The Blue Rider

Frühe Bilder




Wassily Kandinsky read law and economics before moving to Munich in 1896, when he was thirty years old, to study painting. He began with a four-year course of training at Anton Ažbe’s private painting school. In 1900, he became Franz von Stuck’s student at the Academy for one year; in 1901, he joined other progressively minded members of the Schwabing scene to found the artists’ association Phalanx, which held exhibitions and operated an art school. In early 1902, Gabriele Münter enrolled in his class. The two became a couple one year later; in 1904, out of consideration for Anya Shemiakina, to whom Kandinsky was still married, the two adopted an itinerant lifestyle that took them to Holland, Tunis, Dresden, and Rapallo, among other places; in 1906 – 07, they spent a year in Paris. During those years, Münter and Kandinsky primarily created small-format nature studies in a post-Impressionist style, using the palette knife and working en plein air. Kandinsky also produced an entirely separate oeuvre of works featuring nostalgic Old Russian motifs, mosaic-like colorful pictures into which he integrated aspects of Symbolism and Jugendstil, among other influences. In 1908, Kandinsky and Münter returned to Munich and resolved to stay.
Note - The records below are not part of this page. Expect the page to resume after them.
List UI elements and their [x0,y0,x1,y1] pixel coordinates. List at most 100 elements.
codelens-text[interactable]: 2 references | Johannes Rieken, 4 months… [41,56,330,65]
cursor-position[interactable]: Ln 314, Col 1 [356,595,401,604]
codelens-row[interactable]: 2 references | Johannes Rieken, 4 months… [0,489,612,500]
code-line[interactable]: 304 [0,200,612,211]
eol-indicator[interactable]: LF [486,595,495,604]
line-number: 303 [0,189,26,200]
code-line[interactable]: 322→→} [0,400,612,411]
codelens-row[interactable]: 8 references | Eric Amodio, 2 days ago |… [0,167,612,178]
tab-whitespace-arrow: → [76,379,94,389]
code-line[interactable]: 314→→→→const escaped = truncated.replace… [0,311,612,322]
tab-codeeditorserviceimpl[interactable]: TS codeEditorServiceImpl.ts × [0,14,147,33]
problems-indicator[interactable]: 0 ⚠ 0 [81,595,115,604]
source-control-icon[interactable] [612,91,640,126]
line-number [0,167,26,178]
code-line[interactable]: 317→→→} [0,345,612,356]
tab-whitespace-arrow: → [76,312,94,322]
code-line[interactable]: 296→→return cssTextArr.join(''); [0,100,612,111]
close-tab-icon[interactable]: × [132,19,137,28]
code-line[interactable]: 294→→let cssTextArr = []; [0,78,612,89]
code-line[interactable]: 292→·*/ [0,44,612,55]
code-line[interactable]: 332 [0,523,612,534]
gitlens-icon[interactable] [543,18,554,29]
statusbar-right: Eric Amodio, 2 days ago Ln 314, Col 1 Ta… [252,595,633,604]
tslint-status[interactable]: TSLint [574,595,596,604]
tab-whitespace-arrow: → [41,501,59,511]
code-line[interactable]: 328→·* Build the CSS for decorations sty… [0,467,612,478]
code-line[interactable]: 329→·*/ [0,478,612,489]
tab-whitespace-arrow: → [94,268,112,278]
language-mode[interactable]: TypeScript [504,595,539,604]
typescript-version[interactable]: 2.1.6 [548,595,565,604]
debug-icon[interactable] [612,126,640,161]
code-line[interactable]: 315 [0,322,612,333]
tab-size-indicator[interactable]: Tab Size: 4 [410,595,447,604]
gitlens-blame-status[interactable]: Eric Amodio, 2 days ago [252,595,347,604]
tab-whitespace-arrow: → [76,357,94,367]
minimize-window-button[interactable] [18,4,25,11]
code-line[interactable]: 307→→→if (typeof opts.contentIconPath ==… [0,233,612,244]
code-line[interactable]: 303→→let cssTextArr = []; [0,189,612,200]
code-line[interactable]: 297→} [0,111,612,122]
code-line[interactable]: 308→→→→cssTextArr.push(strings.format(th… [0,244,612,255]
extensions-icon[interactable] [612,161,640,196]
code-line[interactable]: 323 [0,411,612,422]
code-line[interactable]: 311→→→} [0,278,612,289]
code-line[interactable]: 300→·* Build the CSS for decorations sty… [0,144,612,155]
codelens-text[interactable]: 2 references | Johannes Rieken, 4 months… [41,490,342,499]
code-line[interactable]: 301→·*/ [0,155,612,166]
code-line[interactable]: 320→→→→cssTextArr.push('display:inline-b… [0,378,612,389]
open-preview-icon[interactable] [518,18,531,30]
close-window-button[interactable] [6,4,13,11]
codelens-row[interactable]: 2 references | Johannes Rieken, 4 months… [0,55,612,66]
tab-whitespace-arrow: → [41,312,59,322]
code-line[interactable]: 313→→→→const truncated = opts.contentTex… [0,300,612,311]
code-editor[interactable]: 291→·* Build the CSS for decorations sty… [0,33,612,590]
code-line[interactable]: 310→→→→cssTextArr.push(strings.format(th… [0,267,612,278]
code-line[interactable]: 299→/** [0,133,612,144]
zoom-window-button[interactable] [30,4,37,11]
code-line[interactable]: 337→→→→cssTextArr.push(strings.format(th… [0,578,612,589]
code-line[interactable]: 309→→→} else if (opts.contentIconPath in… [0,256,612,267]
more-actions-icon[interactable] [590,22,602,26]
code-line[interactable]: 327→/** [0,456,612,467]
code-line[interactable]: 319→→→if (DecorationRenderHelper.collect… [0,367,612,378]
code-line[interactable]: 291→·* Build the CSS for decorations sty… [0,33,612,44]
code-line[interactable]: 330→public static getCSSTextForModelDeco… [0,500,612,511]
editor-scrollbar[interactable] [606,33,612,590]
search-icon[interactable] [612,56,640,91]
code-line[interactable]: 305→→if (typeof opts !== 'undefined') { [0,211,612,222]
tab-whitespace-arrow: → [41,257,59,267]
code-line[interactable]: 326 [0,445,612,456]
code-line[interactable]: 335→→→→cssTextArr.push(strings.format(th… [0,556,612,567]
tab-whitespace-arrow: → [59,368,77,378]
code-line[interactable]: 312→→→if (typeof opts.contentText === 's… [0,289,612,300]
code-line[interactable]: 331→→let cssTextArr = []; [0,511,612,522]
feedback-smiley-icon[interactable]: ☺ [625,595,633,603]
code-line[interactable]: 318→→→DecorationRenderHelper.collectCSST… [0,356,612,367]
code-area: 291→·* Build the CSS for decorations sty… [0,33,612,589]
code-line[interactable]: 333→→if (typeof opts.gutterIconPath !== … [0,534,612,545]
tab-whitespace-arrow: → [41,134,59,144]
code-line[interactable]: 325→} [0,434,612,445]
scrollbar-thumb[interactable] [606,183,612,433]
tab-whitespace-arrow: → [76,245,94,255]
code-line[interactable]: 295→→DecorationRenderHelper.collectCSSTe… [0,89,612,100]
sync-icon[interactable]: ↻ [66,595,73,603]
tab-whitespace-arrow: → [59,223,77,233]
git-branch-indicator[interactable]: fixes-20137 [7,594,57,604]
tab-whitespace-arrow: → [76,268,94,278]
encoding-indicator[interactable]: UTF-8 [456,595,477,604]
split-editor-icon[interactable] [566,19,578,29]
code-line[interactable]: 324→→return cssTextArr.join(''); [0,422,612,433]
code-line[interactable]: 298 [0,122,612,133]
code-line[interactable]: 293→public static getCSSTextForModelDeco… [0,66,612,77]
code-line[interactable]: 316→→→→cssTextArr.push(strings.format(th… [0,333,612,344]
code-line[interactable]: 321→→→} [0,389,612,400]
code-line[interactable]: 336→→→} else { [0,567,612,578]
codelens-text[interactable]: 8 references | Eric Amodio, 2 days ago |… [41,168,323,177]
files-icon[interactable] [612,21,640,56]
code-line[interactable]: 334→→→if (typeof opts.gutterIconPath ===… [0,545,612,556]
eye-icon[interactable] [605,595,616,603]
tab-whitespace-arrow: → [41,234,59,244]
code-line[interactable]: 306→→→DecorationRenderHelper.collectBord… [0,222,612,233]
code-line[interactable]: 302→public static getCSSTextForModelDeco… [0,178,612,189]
Alexej Jawlensky had met the painter Marianne von Werefkin at the St. Petersburg Academy of Art, and she became his companion of many years. In 1896, the couple moved to Munich, where they were introduced to Kandinsky. They rented two spacious adjoining apartments on Schwabing’s Giselastraße which quickly became known as the “Salon of the Giselists,” where many progressively minded artists and visiting Russian colleagues gathered. Between 1903 and 1907, they went on several extended trips to France, where they were profoundly impressed by the paintings of Vincent van Gogh, Paul Gauguin, and Henri Matisse.